Pi Network falls after lawsuit; top whale keeps buying
Pi Network (PI) price declined to $0.22 on Dec. 8, its lowest since Nov. 16 and about 23% below the Nov. 28 high, after details of a U.S. lawsuit became public. Plaintiff Harro Moen accuses Pi Community Company, SocialChain and founders Chengdiao Fan and Nikolas Kokkalis of “massive fraud,” alleging secret sales of 2 billion tokens, deceptive token transfers, delayed migrations and centralisation via three company-controlled validator nodes. Pi’s team has not responded. Despite legal pressure, on-chain data show a major whale increased holdings: moving 1.62 million PI from OKX three days earlier and 430,536 PI on Sunday, plus smaller transfers from Gate.io, bringing the whale’s total to about 390.97 million PI (~$86 million). Technical indicators are bearish: PI trades below the 50-day EMA, the Relative Strength Index is under 50, and price is attempting to move below the Supertrend; immediate support is near $0.20. Longer-term analysts note a possible Wyckoff-style accumulation phase, suggesting rebound potential if accumulation continues. Key takeaways for traders: heightened legal risk can amplify volatility and selling pressure; whale accumulation may provide a floor or signal expectation of recovery; monitor on-chain whale flows, exchange withdrawals, legal developments and technical levels (support $0.20, resistance near recent highs) to time entries and manage risk.
Bearish
The news combines increased legal risk with bearish technical indicators, creating downward pressure on PI in the short term.
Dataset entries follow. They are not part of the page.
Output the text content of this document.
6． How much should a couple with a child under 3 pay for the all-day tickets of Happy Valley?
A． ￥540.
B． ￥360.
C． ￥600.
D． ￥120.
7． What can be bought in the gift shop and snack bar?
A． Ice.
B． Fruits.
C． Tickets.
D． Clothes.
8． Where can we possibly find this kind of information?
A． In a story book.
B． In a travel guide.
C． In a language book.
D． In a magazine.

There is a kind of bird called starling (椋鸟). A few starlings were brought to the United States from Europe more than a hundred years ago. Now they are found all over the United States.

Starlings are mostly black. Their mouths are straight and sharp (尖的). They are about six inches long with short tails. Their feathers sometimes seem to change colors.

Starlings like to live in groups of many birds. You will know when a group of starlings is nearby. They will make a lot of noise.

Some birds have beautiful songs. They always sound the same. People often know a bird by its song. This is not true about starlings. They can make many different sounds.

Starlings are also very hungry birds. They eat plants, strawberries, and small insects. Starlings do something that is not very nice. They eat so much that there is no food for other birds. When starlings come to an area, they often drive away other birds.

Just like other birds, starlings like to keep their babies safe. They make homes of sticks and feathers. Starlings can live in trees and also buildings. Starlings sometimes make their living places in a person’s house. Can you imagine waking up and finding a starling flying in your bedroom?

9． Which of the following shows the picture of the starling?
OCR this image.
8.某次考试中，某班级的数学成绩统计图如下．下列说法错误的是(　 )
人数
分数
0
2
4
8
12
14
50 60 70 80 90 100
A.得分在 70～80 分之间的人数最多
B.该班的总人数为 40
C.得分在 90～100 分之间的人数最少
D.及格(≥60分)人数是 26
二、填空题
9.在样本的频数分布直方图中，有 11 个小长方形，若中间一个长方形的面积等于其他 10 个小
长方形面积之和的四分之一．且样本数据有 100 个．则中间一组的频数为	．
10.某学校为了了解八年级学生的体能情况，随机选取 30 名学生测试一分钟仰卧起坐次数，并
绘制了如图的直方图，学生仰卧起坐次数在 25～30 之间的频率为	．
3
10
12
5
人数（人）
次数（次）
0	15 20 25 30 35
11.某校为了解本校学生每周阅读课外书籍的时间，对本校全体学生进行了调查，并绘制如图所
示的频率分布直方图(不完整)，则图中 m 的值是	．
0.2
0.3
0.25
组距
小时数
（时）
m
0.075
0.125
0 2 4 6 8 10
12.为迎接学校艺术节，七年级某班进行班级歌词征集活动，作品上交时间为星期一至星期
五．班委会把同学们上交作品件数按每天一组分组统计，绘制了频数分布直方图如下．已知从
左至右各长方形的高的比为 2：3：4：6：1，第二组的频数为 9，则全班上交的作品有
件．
The lawsuit alleging fraud and secret token sales raises regulatory and reputational exposure that can trigger selling, delistings, or reduced listing appetite from exchanges — all of which historically depress prices (similar to token projects facing fraud suits or major regulatory actions). Technicals reinforce this: price below the 50-day EMA, RSI under 50 and a potential Supertrend breakdown signal further downside toward the $0.20 psychological support. However, notable whale accumulation moderates the bearish outlook by supplying buy-side demand; large holders moving tokens off exchanges often indicate long-term confidence and can form a floor, as seen in past events where coordinated accumulation preceded recoveries. Traders should expect elevated volatility: short-term bias is bearish until legal clarity or a sustained reclaim of technical levels occurs. Monitor on-chain whale flows, exchange withdrawal patterns, legal filings and whether major venues delist or list PI. Use tight risk controls — consider scaling in only after observing sustained accumulation and a technical reversal (e.g., price above 50-day EMA and RSI >50) or if whale accumulation continues without additional negative legal developments.